The organisation and documentation of the data is also part of research data management. For published data sets—typically published together with a manuscript (see Reproducible publications)—the documentation should be to such a standard that other readers of the manuscript can understand and re-use the data.
Research data include experimentally captured data sets, processed data, and data computed through computer simulation. The software involved in these steps and meta-data that describes the data are also research data.
Research data is created in virtually any research activity.
Read this section if you do not know how to store all the data you generate or need to analyse.
5.2. Research data life cycle#
For most research projects, there are different stages of working with the relevant research data:
5.2.1. Stage 1: data capture#
Initially, data is captured (for example through experiment or computer simulation), and iteratively refined: output from first initial analysis of the data may guide the experiment or choice of simulation parameters that lead to the next data set recorded.
5.2.2. Stage 2: data analysis towards publication#
This data capture phase is followed by identification of the most interesting parts of the data, and then an in-depth data analysis of those data sets leading (in many cases) to a publication.
Stage 1 and 2 may merge into each other, for example if the experiment/simulation is available without time limitation and further data capture can be carried out following the analysis.
During stage 1 and 2, we need access to the data sets with a short latency. Typically, such data is stored “on disk” (in particular not on tape).
5.2.3. Stage 3: post publication and data archival#
Ideally, the data set is published together with the publication (see Reproducible publications and Edmond – open research data repository), and such a data set publication automatically ensures that an archive of the data exists.
If the data set is not published for some reason, it needs to be archived nevertheless (see Archiving research data). The Rules of conduct for good scientific practice (Section 2.4) mention a retention period of 10 years for research data (as of February 2023).
For economic reasons, such archived data is commonly stored on tape. This means access to the data is slow: it may take minutes, hours or days to get the data back from tape into a system where it can be read and re-processed.
5.3. Research data associated with a publication#
Please see Reproducible publications.
5.4. Dealing with data files#
The MPLD summarises some guidance on naming and handling files. Small and important files should be kept under Version control.
During data capture and data analysis, it is desirable to have backups of the data files to be ready to respond to unexpected hardware failure or user error (such as accidentally deleting important data files). Depending on the file size, this may or may not be possible. For simulation studies on High Performance Computing installations, see the recommendations at the end of Storage and quotas.
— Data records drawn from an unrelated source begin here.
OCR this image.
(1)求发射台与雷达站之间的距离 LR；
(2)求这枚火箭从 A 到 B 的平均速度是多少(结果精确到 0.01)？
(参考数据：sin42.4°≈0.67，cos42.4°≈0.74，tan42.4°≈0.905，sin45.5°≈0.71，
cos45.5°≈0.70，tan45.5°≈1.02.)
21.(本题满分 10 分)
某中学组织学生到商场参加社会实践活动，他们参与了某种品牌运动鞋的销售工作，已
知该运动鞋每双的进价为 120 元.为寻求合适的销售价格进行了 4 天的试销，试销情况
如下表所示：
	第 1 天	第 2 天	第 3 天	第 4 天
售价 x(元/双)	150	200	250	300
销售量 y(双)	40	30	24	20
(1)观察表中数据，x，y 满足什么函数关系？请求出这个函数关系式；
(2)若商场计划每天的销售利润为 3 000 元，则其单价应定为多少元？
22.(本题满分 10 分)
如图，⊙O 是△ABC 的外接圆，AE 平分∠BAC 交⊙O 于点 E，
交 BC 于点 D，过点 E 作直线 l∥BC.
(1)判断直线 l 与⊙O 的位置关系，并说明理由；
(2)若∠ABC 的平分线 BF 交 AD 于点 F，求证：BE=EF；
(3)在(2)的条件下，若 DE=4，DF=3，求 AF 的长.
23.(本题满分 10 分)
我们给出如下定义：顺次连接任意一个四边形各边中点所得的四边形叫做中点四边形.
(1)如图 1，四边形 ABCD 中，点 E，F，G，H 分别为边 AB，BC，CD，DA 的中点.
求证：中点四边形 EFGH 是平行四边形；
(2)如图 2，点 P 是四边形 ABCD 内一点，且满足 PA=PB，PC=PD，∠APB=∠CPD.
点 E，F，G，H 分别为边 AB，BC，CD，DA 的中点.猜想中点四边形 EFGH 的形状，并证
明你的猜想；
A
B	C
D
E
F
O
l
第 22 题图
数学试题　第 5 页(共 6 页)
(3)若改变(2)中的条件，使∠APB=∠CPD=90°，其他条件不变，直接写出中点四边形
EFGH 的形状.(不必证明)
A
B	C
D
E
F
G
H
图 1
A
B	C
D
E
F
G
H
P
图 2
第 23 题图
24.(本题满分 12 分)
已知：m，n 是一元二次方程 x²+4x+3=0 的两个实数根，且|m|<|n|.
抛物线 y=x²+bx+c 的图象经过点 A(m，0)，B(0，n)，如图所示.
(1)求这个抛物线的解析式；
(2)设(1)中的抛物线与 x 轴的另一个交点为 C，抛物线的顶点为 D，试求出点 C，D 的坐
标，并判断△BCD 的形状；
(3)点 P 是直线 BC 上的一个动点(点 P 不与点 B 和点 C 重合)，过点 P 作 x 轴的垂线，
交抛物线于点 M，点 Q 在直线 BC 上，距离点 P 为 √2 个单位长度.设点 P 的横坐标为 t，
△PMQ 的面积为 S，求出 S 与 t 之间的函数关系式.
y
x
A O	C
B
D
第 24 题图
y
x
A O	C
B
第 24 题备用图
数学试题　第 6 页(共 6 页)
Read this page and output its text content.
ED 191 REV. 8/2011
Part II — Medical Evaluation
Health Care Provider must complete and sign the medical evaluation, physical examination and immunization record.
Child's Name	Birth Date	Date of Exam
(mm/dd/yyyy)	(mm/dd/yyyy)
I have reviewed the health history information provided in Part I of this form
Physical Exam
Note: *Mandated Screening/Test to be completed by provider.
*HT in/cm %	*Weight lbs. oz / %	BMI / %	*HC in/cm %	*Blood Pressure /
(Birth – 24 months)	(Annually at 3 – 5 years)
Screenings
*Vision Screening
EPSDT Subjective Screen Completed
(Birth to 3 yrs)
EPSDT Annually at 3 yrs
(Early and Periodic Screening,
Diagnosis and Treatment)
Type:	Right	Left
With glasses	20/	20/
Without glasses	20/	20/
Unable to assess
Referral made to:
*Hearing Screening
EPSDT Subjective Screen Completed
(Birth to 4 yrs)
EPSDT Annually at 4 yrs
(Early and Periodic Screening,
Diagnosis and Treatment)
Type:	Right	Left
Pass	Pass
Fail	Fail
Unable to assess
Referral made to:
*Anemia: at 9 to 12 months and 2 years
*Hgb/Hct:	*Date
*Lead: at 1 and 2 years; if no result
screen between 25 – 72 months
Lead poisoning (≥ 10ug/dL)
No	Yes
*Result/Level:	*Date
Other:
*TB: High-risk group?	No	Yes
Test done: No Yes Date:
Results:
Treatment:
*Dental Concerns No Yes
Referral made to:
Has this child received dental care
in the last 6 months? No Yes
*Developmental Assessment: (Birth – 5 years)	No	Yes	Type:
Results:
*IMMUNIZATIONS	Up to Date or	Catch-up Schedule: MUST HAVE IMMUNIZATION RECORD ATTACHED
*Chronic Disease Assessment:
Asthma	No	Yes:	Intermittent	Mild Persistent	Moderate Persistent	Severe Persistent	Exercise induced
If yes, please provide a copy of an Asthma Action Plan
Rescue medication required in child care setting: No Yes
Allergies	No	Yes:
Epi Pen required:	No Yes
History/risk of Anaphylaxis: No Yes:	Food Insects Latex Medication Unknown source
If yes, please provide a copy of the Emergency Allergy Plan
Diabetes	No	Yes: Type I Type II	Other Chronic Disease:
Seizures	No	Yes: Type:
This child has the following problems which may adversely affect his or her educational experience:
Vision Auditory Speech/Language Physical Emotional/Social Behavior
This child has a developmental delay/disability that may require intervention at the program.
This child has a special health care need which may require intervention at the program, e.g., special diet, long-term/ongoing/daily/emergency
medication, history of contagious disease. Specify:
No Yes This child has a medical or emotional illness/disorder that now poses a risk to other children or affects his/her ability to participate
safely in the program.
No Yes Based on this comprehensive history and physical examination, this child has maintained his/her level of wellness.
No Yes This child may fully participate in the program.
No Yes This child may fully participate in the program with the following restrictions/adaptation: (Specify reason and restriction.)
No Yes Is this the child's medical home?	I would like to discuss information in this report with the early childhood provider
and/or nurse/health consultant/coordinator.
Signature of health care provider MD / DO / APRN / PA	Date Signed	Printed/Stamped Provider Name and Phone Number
To have a backup of local data in the cloud, MPG researchers can also use the GWDG OwnCloud solution for small data sets. By default, this provides 50GB of storage. The Keeper tool provides 1 TB of storage space for MPG researchers and their collaborators that can be used to have a backup of the data in the cloud.
5.4.1. Publishing of data sets#
For the publication of any data set (see Reproducible publications), data sets of the size order of TB can be deposited with Edmond – open research data repository; the Max Planck Society’s research data repository.
Note that data sets published with Edmond (see Edmond – open research data repository), are automatically archived.
5.4.2. Archival of data sets#
5.5. File formats#
5.5.1. General guidance#
The MPLD summarises some guidance on file formats.
A lot of thought and planning can go into choosing a suitable file format to keep the data of a research project. In the rare case of starting a research project where there are existing standard or legacy file formats or conventions, one should choose file formats that are feasible and convenient to assess in the future.
There are a number of metrics that can be optimised in choosing such a suitable file format. These include: simplicity, human-readability, compression, write speed, read speed, accessibility on different platforms, open documentation, widespread adoption in the community, number of files and open source. Please seek advice if desired.
In addition to storing data in the files, we also need to document the meaning of the stored data (i.e. provide metadata to make the data interpretable).
5.5.2. Domain specific file formats#
Some communities have created domain specific data file formats that are self describing and - through this design - embed the metadata automatically.
For example:
NeXuS - Common data format for neutron, x-ray and muon science (https://www.nexusformat.org)
openPMD - OPEN stand for Particle-Mesh Data files (https://www.hzdr.de/publications/Publ-27962, https://www.openpmd.org)
If you can use such a self-describing file format (or develop your own), this simplifies creating meaningful archival of the data.
It provides other benefits: all data sets using the same file format can be processed by data analysis tools that support the file format.